Lastly, the integration of the creative sector with other value chains is in its nascent stage, primarily due to the high level of informality within the sector and the lack of understanding regarding the added value that creative industries can bring to traditional sectors of the economy. While product and packaging design or marketing are typical examples in this field, the opportunities are limitless.
We have witnessed the tremendous potential of the entertainment industry in developing solutions that benefit the education sector or how video game developers have uncovered new ways in which simulation, augmented reality, and 3D modelling can support industries such as healthcare and tourism. However, these unconventional uses of creative products and services pose challenges to the recognition and protection of property rights under current IP systems.
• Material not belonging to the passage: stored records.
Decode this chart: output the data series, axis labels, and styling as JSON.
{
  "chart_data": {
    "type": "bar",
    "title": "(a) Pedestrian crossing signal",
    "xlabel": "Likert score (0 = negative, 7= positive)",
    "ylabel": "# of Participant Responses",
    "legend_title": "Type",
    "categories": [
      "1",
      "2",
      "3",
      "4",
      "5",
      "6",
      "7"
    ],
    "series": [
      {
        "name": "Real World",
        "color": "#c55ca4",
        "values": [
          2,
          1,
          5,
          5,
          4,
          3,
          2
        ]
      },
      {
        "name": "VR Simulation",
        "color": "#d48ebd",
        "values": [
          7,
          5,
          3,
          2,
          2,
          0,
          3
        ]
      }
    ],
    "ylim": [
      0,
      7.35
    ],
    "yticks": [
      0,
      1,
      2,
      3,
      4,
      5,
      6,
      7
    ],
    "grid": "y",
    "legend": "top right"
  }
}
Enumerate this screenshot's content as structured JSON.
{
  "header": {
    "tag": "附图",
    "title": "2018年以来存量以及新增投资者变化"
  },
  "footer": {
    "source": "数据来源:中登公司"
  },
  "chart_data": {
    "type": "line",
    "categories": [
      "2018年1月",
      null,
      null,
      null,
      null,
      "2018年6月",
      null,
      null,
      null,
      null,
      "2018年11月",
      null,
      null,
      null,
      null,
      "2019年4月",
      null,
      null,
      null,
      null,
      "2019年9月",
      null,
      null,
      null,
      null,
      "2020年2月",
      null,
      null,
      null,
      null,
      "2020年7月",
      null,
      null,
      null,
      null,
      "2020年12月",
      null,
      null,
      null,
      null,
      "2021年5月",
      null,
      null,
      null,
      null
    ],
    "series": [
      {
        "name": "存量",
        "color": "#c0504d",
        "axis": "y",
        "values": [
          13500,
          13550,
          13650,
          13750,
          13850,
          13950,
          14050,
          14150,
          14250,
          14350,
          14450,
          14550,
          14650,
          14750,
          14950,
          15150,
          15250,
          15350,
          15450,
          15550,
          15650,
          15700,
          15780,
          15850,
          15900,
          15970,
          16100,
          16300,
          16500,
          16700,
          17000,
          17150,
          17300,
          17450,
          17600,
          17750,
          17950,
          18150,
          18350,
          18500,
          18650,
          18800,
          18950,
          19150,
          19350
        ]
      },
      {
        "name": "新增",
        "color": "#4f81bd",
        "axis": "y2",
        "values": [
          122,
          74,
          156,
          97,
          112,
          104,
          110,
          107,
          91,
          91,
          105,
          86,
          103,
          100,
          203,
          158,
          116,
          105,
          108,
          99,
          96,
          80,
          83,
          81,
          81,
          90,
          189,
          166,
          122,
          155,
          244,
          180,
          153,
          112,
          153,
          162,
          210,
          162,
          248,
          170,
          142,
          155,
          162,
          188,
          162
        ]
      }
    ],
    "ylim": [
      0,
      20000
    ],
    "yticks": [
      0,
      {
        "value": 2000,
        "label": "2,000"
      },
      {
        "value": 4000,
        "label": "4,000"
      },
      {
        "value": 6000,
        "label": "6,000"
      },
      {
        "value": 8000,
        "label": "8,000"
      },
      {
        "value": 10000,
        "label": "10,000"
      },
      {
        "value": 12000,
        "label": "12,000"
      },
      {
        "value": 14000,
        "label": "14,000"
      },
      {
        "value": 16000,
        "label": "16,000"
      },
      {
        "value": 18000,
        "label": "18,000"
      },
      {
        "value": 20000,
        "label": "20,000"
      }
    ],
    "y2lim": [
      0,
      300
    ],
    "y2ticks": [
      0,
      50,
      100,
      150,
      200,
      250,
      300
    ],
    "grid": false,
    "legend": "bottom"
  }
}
One of the recurring challenge has been bringing the gap between creatives and the world of IP, where legal and technical concepts can be complex to comprehend and apply. This is evident in the fact that a majority of creative entrepreneurs in LAC (65.2%) do not have IP rights due to their complexity and associated costs.
That is why the IDB also created the Intellectual Property Guide for Honduran Creative Entrepreneurs, a comprehensive resource filled with key elements, practical examples, and valuable insights tailored to the most common IP needs and concerns of creative entrepreneurs and Small- and Medium-sized Enterprises (SMEs). While the guide focuses on Honduras and considers specific legal and administrative aspects of the country, it serves as a valuable tool for any Latin American and Caribbean creative seeking success in their business (watch the recording of the Guide launch event here, in Spanish).
As part of the IDB’s commitment to supporting the creative industries and boosting the growth of creative enterprises in the LAC region surges the Creative Tech Lab (CTL), a collaborative tool that brings together an eclectic mix of individuals interested in shaping the future of the creative industries. The CLT exposes creative entrepreneurs to digital technologies that can generate and enhance sustainable revenue streams. The tool has already been successfully piloted in the Caribbean, including Jamaica (2019), Haiti (2020), and Trinidad and Tobago (2021), and an updated methodology is currently being developed to scale it up across the LAC region (stay tuned!). During the Jamaica edition, for example, one of the prototypes created was an innovative mobile application that addresses a common challenge in music collaboration: ownership. The app provides support to help collaborating songwriters, artist, and producers by simplifying the management and splitting of contributions to new songs through the generation of convenient split agreements.
It is worth noting that, despite the inherent link between IP and the creative economy, only a few countries in the region have integrated both areas into the public policies. Achieving this integration requires collaborative and coordinated efforts from all stakeholders in the creative ecosystem, particularly within the public sector. The aforementioned publications serve as a starting point and provide reference information on the available tools to make IP a consistent element that drives the development of the region’s creative economy.